The United Kingdom has become the first country to leave the European Union (EU) and in that process, has plunged the world into an era of increased uncertainty. The result of the referendum held on Thursday to determine whether the UK will remain or exit the EU has stunned the world which, despite adverse opinion polls, steadfastly believed that the people of the UK may go up to the brink but would not take the plunge (by exiting the EU). Now that they have, the global economy has plunged into turmoil. The pound sterling has crashed by ten percent, the highest fall in its trading history and its lowest level since September 1985. The rupee too has depreciated (thankfully as much as other major currencies) and stock markets across the world have crashed. FTSE is down by 500 points while the Sensex is trading lower by more than 1000 points. Gold has jumped by 7 percent as it is seen as the most stable asset in these uncertain times.
“It is certainly a shock,” said Reserve Bank of India (RBI) Governor Raghuram Rajan while speaking to news channels. “Opinion polls did not reflect the real intent of the people.” He said the RBI is prepared for any eventuality and will intervene if the rupee depreciates lower than other currencies.
The Indian government too moved quickly to calm the markets. Jayant Sinha, minister of state for finance, said that the finance ministry has put in contingency plans in place to deal with this development. He assured that there will be enough liquidity in the system. “The market is adjusting to a different set of expectations… As long as the reaction is orderly, the markets should be allowed to adjust,” he said. “We do not want systemic issues.” In the long term, he said trading arrangements have to be put in place and predicted turbulent times ahead.
He also pointed out capital flows where there is stability, growth and quality of political leadership. India, he said, is an ideal place for investment today. He also said that this was the right time for India to pass the GST law and tell the world that India means business. “We are hopeful,” he added about passing the GST law in the forthcoming monsoon session of Parliament.
What has riled the world is the uncertainty that the world has been thrown into. What will happen to the value of pound sterling now?
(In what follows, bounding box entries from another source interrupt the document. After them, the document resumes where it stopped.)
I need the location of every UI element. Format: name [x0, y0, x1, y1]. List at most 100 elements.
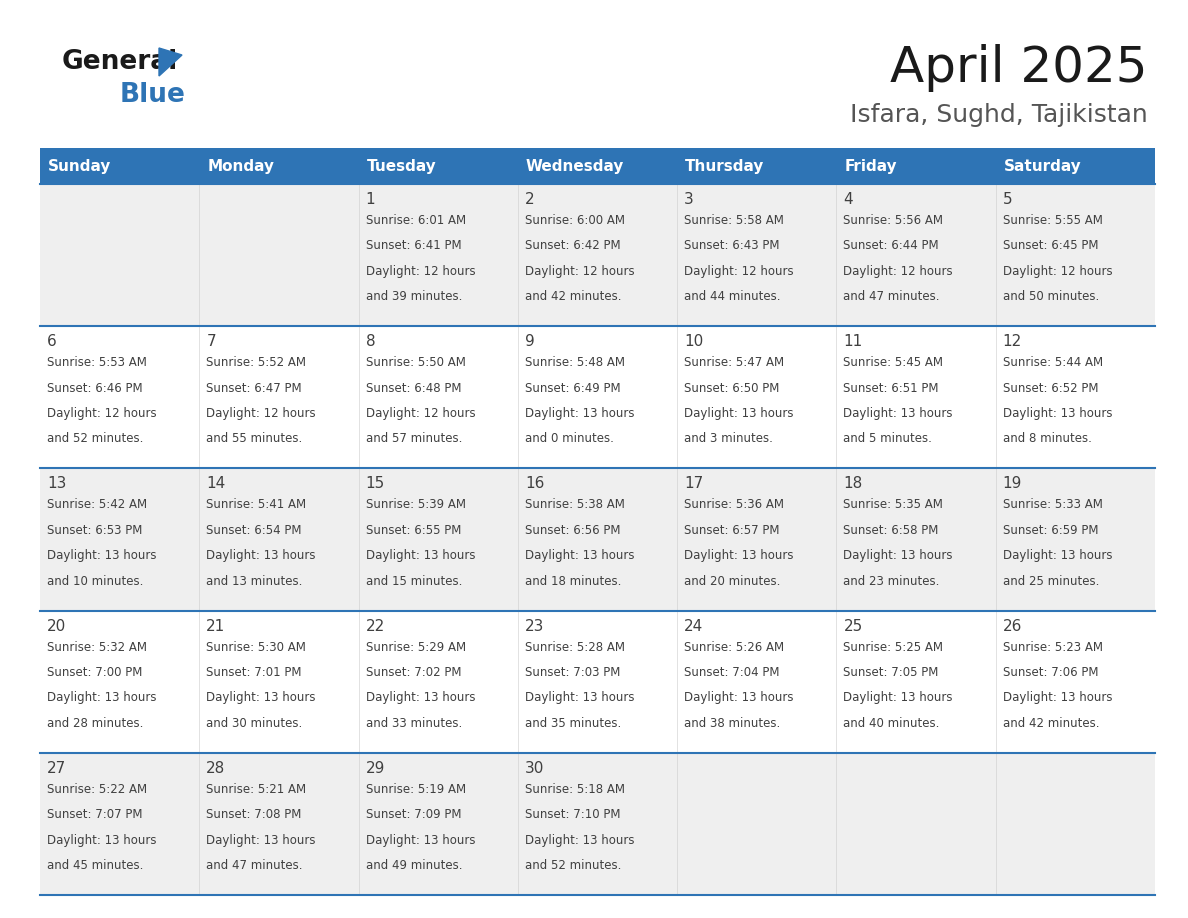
- FancyBboxPatch shape: [359, 148, 518, 184]
- Text: Sunday: Sunday: [48, 159, 112, 174]
- Text: Sunrise: 5:41 AM: Sunrise: 5:41 AM: [207, 498, 307, 511]
- FancyBboxPatch shape: [677, 610, 836, 753]
- Text: and 13 minutes.: and 13 minutes.: [207, 575, 303, 588]
- Text: Daylight: 13 hours: Daylight: 13 hours: [1003, 549, 1112, 562]
- Text: 15: 15: [366, 476, 385, 491]
- Text: 17: 17: [684, 476, 703, 491]
- Text: Sunrise: 5:47 AM: Sunrise: 5:47 AM: [684, 356, 784, 369]
- Polygon shape: [159, 48, 182, 76]
- Text: 29: 29: [366, 761, 385, 776]
- Text: and 52 minutes.: and 52 minutes.: [48, 432, 144, 445]
- Text: Sunrise: 5:19 AM: Sunrise: 5:19 AM: [366, 783, 466, 796]
- Text: Daylight: 13 hours: Daylight: 13 hours: [525, 407, 634, 420]
- Text: and 10 minutes.: and 10 minutes.: [48, 575, 144, 588]
- Text: Sunrise: 5:38 AM: Sunrise: 5:38 AM: [525, 498, 625, 511]
- FancyBboxPatch shape: [996, 468, 1155, 610]
- Text: and 52 minutes.: and 52 minutes.: [525, 859, 621, 872]
- Text: Sunset: 7:00 PM: Sunset: 7:00 PM: [48, 666, 143, 679]
- FancyBboxPatch shape: [359, 326, 518, 468]
- Text: 3: 3: [684, 192, 694, 207]
- Text: 19: 19: [1003, 476, 1022, 491]
- Text: Sunset: 7:10 PM: Sunset: 7:10 PM: [525, 808, 620, 822]
- Text: Sunrise: 5:53 AM: Sunrise: 5:53 AM: [48, 356, 147, 369]
- FancyBboxPatch shape: [518, 326, 677, 468]
- Text: 28: 28: [207, 761, 226, 776]
- Text: Daylight: 13 hours: Daylight: 13 hours: [207, 691, 316, 704]
- Text: Daylight: 12 hours: Daylight: 12 hours: [684, 264, 794, 278]
- FancyBboxPatch shape: [836, 148, 996, 184]
- Text: Sunrise: 5:56 AM: Sunrise: 5:56 AM: [843, 214, 943, 227]
- FancyBboxPatch shape: [677, 468, 836, 610]
- FancyBboxPatch shape: [40, 753, 200, 895]
- Text: Sunrise: 5:33 AM: Sunrise: 5:33 AM: [1003, 498, 1102, 511]
- Text: Daylight: 13 hours: Daylight: 13 hours: [1003, 691, 1112, 704]
- Text: Sunrise: 5:23 AM: Sunrise: 5:23 AM: [1003, 641, 1102, 654]
- Text: Sunrise: 5:48 AM: Sunrise: 5:48 AM: [525, 356, 625, 369]
- Text: 6: 6: [48, 334, 57, 349]
- Text: 12: 12: [1003, 334, 1022, 349]
- Text: Daylight: 13 hours: Daylight: 13 hours: [684, 691, 794, 704]
- Text: and 45 minutes.: and 45 minutes.: [48, 859, 144, 872]
- Text: Sunrise: 5:36 AM: Sunrise: 5:36 AM: [684, 498, 784, 511]
- Text: and 42 minutes.: and 42 minutes.: [525, 290, 621, 303]
- Text: Daylight: 12 hours: Daylight: 12 hours: [48, 407, 157, 420]
- Text: Daylight: 13 hours: Daylight: 13 hours: [1003, 407, 1112, 420]
- FancyBboxPatch shape: [996, 753, 1155, 895]
- Text: Daylight: 12 hours: Daylight: 12 hours: [525, 264, 634, 278]
- Text: Sunrise: 5:22 AM: Sunrise: 5:22 AM: [48, 783, 147, 796]
- Text: 14: 14: [207, 476, 226, 491]
- Text: 11: 11: [843, 334, 862, 349]
- Text: Isfara, Sughd, Tajikistan: Isfara, Sughd, Tajikistan: [851, 103, 1148, 127]
- Text: 24: 24: [684, 619, 703, 633]
- FancyBboxPatch shape: [518, 753, 677, 895]
- Text: 7: 7: [207, 334, 216, 349]
- Text: 18: 18: [843, 476, 862, 491]
- FancyBboxPatch shape: [40, 468, 200, 610]
- Text: Daylight: 12 hours: Daylight: 12 hours: [366, 264, 475, 278]
- Text: Sunrise: 5:28 AM: Sunrise: 5:28 AM: [525, 641, 625, 654]
- Text: and 15 minutes.: and 15 minutes.: [366, 575, 462, 588]
- Text: and 3 minutes.: and 3 minutes.: [684, 432, 773, 445]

The UK, as Rajan pointed out, has a large current account deficit. How will that impact other currencies? Will this be the beginning of the end of the EU? Will more companies now exit the grouping? Will it bring to an end the post-war world order that was based on free movement of goods and people? In a way, people of the UK have taken a leap into the dark.
Indian companies which have invested a lot in the UK should be worried. Over 800-plus Indian firms have invested $2.75 billion into Britain in the last few years. The Tata Motors stock has taken a beating as the Brexit could make its Jaguar and Land Rover cars manufactured in the UK less competitive in mainland Europe. Tata Steel may now find it even more difficult to find a buyer for its steel assets in the UK. Its shares have also fallen. Same is the case with other companies such as Motherson Sumi and Bharat Forge.
In terms of overall trade with Britain, experts do not expect a major impact. Today the bilateral trade is $14.02 billion (Exports $8.83 billion and the remaining imports). A new bilateral deal needs to be put in place and considering the historic relations between the two countries, the trade is unlikely to decline. Some even say that in the absence of restrictive EU clauses, trade may well increase.
The exit vote has thrown up a much larger question. Are the governments in developed nations such as the UK or even the US doing enough to bridge the widening income disparity? The UK vote to leave the EU basically stemmed from the fear of immigrants and the likely worsening of the already-bad income inequality levels. The issue of income equality is today a larger question that even governments in developed world ponder over.